Figurines pour l’Histoire

Anecdotique, cette image n’existe pas telle quelle dans un manuel d’histoire. En trois dimensions, elle est entrée récemment au musée de la Figurine Historique à Compiègne (Oise). Cette maquette ultra-réaliste (dont on voit ici un détail) est frappante en ce qu’elle illustre le jour du dernier vol effectué par le capitaine Georges Guynemer. La réalisation signée de Adrien Desmullier fige une action datée du 11 septembre 1917, à 8h25 précisément. Ce jour-là, la bataille des Flandres débutée en juillet n’est toujours pas terminée. L’action se déroule à Saint-Pol-sur-mer où est stationnée l’escadrille de chasse des Cigognes. Impatient d’en découdre, Georges Guynemer fait décoller son Spad 13, baptisé le « Vieux Charles ». Il n’a que 23 ans. Et se fait abattre peu après le départ au-dessus de Poelkapelle en Belgique. Sa devise, « faire face », restera dans les annales. La maquette ainsi déployée commet l’exploit de nous situer au seuil de cette action, on en sentirait presque le parfum de l’air qui flottait sur le camp à ce moment, effluves de carburant compris.

Et c’est justement ce qui fait tout le charme de ce musée situé en plein centre de Compiègne avec sa collection de 155.000 figurines (pour 45.000 exposées) réparties au sein de multiples champs d’action représentant autant d’arrêts sur image. Nous avons ici affaire aux grandes étapes qui ont caractérisé l’histoire de France et de l’Europe. La réussite de ces mises en scènes fait de nous des témoins, bien plus que ne le feraient des photos, des peintures ou des gravures. Leur réalisme singulier les rend crédibles et c’est ainsi que s’enclenche en nous-mêmes le bruit intérieur d’un projecteur à l’ancienne.

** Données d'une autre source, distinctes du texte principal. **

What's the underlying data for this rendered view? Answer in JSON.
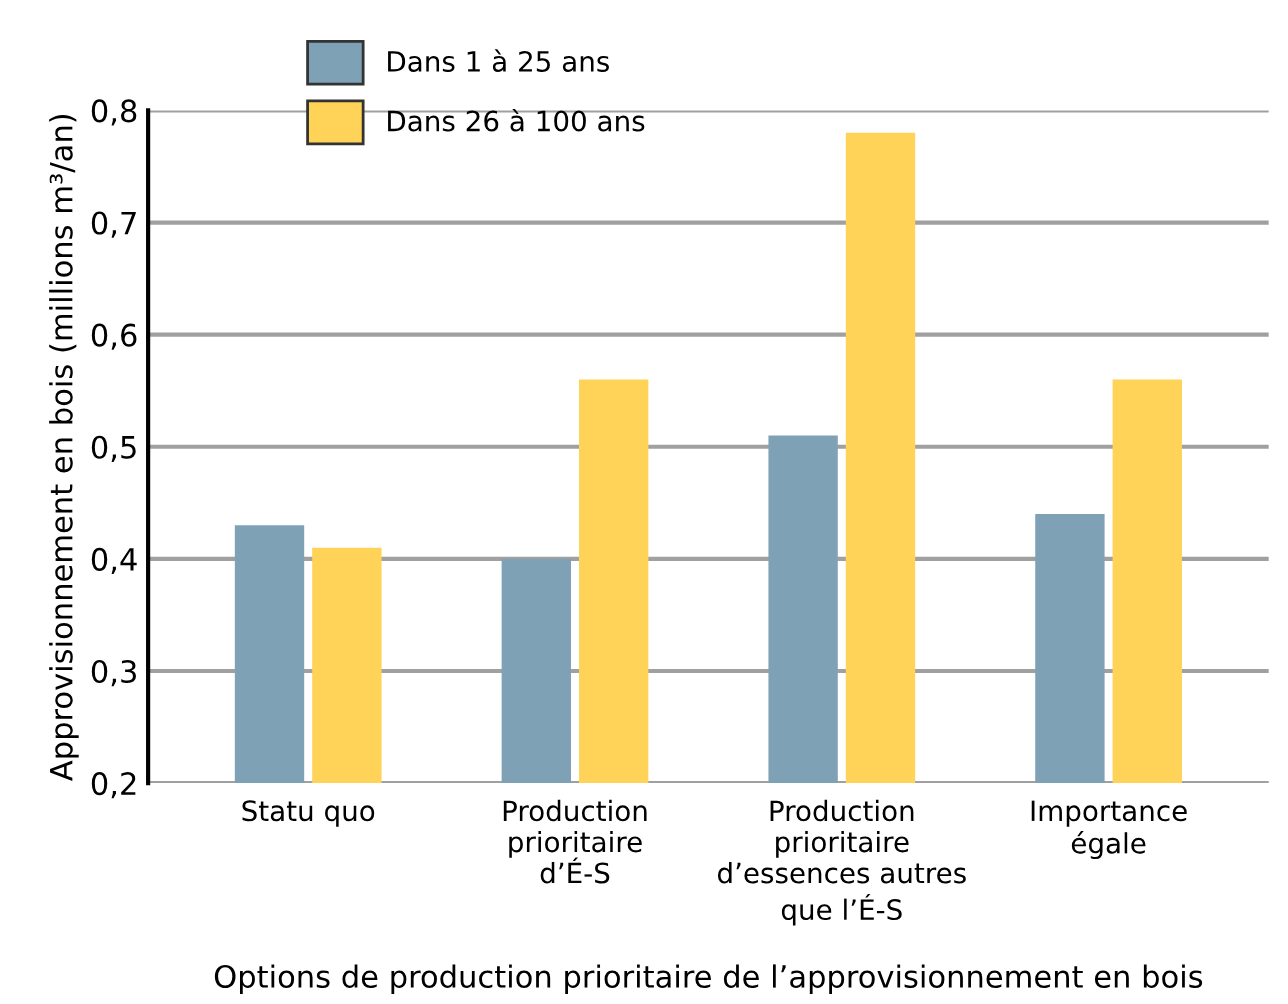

La seule chose que l’on ne sent pas pour le « Retour des cendres » de Napoléon en 1840 depuis Sainte-Hélène, c’est le froid. Il faisait moins dix degrés à Paris ce qui n’avait pas empêché a-t-on rapporté, de convoquer les badauds en masse devant derrière et autour du cortège funèbre, du Pont de Neuilly aux Invalides. Là-encore, mieux que sur une gravure (la photographie existait à peine), la mise en scène à échelle réduite souligne l’apparat dément de celui qui avait mené tant d’Européens à la mort. La notice ne précise pas que le retour des cendres n’était qu’une image. Car le corps ramené par la frégate La Belle Poule (escortée par la corvette La Favorite), hormis quelques prélèvements d’organes était bien à l’intérieur. Certains ont avancé que ce n’était peut-être pas son corps, mais toujours est-il qu’il ne manquait pas de témoins sur le chemin posthume de son come back triomphal. Ce qui fait que la vue de ce char surmonté de cariatides, preuve testimoniale aidant, correspond bien à une affaire réelle, celle que nous restitue si bien l’artiste s’étant attaqué à ce sujet hors normes.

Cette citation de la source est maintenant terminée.